Uber considers minority-stake investors for self-driving car unit

Uber is considering taking minority stake investments to help finance its costly self-driving car unit amid pressure from investors ahead of its initial public offering, according to two people familiar with the matter.

The ride-hailing app has received expressions of interest from potential investors

and could spin off its Advanced Technologies Group into a separate business unit with its own valuation and equity, the people said.

Uber would retain operational control and be the majority owner, but external partners could share the cost of developing and eventually commercialising self-driving technology as the company prepares for the glare of public scrutiny that comes with an IPO it is targeting for next year.

A spin-off could also ease the concerns of some Uber investors who have previously urged the company to divest the unit entirely.

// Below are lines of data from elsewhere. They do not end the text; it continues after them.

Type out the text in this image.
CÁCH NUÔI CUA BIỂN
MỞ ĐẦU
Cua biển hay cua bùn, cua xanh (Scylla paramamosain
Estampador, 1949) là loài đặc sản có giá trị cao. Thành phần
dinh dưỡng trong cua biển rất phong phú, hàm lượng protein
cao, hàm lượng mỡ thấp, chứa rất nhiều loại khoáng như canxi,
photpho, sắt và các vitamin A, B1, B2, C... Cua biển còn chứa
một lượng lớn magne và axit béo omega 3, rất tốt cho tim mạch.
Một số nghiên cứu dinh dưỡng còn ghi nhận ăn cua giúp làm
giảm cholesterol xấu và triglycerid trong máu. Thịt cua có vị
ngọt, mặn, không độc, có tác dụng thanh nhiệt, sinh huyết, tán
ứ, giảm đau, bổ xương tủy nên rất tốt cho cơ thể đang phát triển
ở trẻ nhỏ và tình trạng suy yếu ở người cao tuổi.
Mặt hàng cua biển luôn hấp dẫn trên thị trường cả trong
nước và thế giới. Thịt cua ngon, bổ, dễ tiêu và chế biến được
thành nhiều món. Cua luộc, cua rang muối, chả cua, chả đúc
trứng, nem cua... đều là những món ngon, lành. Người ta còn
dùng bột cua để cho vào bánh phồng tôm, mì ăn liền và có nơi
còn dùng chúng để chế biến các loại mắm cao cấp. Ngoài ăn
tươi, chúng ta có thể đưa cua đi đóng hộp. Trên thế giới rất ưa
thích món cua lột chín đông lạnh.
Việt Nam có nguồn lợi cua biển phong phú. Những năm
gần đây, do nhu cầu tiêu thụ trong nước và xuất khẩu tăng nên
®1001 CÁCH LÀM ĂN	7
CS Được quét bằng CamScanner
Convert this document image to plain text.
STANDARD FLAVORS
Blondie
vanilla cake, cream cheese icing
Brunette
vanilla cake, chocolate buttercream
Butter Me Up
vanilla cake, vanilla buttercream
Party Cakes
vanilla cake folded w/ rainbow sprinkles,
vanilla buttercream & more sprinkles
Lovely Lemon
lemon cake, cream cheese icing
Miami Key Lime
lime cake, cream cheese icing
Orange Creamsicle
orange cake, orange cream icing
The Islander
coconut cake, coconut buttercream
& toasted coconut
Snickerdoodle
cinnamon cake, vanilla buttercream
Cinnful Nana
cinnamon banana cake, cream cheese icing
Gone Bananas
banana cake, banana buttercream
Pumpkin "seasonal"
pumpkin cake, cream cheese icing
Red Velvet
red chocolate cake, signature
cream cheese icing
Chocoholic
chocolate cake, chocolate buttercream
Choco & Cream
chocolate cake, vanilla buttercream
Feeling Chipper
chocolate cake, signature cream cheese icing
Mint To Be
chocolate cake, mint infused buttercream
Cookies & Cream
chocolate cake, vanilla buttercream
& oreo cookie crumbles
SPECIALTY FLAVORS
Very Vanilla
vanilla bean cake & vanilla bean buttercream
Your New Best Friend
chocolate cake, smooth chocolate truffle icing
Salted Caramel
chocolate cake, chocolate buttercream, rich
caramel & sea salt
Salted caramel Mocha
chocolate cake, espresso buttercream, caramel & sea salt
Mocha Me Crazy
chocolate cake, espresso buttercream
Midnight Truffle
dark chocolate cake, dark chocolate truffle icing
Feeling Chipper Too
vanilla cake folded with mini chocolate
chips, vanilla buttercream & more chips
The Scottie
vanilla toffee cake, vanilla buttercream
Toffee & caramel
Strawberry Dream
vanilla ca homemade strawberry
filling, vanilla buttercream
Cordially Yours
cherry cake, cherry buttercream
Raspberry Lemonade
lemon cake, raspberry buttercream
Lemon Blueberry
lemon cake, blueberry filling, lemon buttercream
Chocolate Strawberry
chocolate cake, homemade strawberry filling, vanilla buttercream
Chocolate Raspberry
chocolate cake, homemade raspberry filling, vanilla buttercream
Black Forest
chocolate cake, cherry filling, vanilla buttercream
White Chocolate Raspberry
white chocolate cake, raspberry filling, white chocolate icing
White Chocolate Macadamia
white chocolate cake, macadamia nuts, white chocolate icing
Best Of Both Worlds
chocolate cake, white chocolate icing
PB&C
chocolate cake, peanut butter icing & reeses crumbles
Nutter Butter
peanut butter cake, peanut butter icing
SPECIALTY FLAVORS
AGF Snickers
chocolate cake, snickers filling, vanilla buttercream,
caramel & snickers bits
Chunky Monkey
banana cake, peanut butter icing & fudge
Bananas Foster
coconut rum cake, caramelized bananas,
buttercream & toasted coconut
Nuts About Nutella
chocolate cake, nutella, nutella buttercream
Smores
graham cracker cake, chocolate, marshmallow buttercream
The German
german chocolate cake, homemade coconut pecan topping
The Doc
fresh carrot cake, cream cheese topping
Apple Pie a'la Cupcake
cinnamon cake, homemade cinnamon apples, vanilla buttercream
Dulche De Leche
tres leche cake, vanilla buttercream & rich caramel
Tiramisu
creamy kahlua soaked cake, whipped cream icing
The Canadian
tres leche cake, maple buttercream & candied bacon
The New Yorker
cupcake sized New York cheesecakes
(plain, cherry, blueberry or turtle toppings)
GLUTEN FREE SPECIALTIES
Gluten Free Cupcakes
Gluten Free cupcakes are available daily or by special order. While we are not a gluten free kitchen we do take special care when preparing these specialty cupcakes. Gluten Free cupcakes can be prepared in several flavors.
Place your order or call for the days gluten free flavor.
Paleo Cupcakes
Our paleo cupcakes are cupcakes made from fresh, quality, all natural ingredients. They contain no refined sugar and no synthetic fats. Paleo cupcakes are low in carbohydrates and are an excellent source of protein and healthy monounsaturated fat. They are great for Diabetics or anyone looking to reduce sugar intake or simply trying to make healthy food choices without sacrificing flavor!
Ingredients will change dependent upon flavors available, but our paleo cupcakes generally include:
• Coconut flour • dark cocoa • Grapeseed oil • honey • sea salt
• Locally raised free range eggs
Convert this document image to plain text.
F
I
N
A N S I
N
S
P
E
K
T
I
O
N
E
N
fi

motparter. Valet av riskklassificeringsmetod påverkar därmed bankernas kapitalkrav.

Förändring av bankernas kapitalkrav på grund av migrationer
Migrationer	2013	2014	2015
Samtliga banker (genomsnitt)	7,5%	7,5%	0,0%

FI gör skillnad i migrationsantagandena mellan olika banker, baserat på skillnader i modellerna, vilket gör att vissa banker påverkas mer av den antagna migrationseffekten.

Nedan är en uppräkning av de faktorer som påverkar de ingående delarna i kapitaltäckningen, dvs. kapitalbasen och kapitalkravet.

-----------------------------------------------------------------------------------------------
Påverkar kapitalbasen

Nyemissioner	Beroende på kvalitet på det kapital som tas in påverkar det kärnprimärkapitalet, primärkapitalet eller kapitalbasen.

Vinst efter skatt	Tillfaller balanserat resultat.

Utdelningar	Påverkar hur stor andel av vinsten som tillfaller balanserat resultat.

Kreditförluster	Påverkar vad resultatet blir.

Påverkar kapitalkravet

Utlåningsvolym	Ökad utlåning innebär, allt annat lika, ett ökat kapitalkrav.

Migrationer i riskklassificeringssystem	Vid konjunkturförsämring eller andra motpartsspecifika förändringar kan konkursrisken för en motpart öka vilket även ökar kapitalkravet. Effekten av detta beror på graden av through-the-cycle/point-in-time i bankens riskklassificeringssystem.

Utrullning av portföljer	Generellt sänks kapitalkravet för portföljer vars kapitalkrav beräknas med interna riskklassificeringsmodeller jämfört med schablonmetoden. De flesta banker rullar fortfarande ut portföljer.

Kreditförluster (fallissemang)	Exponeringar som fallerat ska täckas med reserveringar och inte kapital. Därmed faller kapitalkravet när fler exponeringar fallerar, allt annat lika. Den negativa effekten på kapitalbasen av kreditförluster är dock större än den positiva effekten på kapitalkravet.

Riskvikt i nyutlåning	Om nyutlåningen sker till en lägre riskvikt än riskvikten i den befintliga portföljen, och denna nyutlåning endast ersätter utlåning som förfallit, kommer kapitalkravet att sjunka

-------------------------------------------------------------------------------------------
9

Those calls have escalated in the wake of a deadly crash involving one of Uber’s self-driving test cars earlier this year.

Uber declined to comment on the potential separation of the autonomous driving unit. A spokesman said: “Shared self-driving cars will ultimately make transportation safer, more efficient and more affordable for riders on the Uber network. Our team at the Advanced Technologies Group is wholly focused on building the safest self-driving technology out there, and we remain committed to supporting their efforts to make this self-driving future a reality.”

As Uber races against Alphabet’s Waymo and General Motors’ Cruise to bring a robo-taxi service to US roads, the price of hiring engineers and equipment necessary for autonomous driving has skyrocketed.

A spin-off could position ATG similarly to Cruise, which has secured outside investment from SoftBank and Honda, while leaving GM in control of a business that could prove critical to its long-term future. Uber has already structured its freight booking unit as a standalone business in which it owns a majority stake.

Dara Khosrowshahi, chief executive, has rejected suggestions that Uber would sell the self-driving car unit entirely. “It’s not something we’re thinking about at this point,” he told Reuters in an interview last month.

Mr Khosrowshahi told the Financial Times in August that “it makes all the sense for us to have ATG under our roof”, but he added that this was “not exclusive to partnering” with another company.

The unit has divided Uber’s investors, with some sceptical that the company should shoulder the costs on its own given the long, expensive road to commercialisation and the number of other competitors working on autonomous driving technology. Waymo is considered the leader in the field, having been working on self-driving vehicles since 2009.

ATG burns through at least $500m in cash a year, according to a person familiar with the matter. The unit has been mired in controversy since an Uber car struck and killed a pedestrian in Tempe, Arizona, in March.

Uber suspended autonomous testing on public roads following the crash. Investigators found the vehicle’s sensors failed to correctly identify a woman crossing the road with her bike. A police investigation found Uber’s safety driver had been distracted.

With Uber’s programme on pause, several employees have left ATG for rival companies including Voyage, where the company’s former director of engineering serves as chief technical officer.

Uber has said it remains committed to developing self-driving technology and has been reassessing its safety systems in the wake of the Tempe crash. In July it put autonomous cars back on the road in Pittsburgh, Pennsylvania, where ATG is based, though only in “manual” driving mode to gather data. It hopes to resume autonomous testing in the coming months.

In September Uber struck a deal with Toyota for a $500m investment. It involves a technical collaboration in which both companies will contribute autonomous technology for a fleet of vehicles that will be hailed using the Uber app.

While Uber shuttered its Arizona operations after the crash, it has announced plans to invest $154m in a new hub in Toronto over the next five years, including expanded R&D facilities for autonomous cars in Canada’s largest city.

Although Uber has increased revenue at a rapid clip, it still records steep losses thanks to spending in areas such as autonomous technology, food delivery and electric bicycles. That has not deterred investors, however. On Tuesday the company increased the size of its debut bond offering from $1.5bn to $2bn due to high demand, according to people familiar with the matter.

The ride-hailing company has also fielded interest in minority stakes in Uber Eats, its food delivery business, according to a person familiar with the matter.

The three-year-old unit has emerged as a particular bright spot for the company and is growing as fast as the ride-hailing business was at a similar point in its history, according to Jason Droege, head of Uber Eats.

Uber Eats sales grew at an annual clip of 200 per cent and accounted for about 13 per cent of the company’s global gross bookings in the first quarter, up from 10 per cent at the end of last year.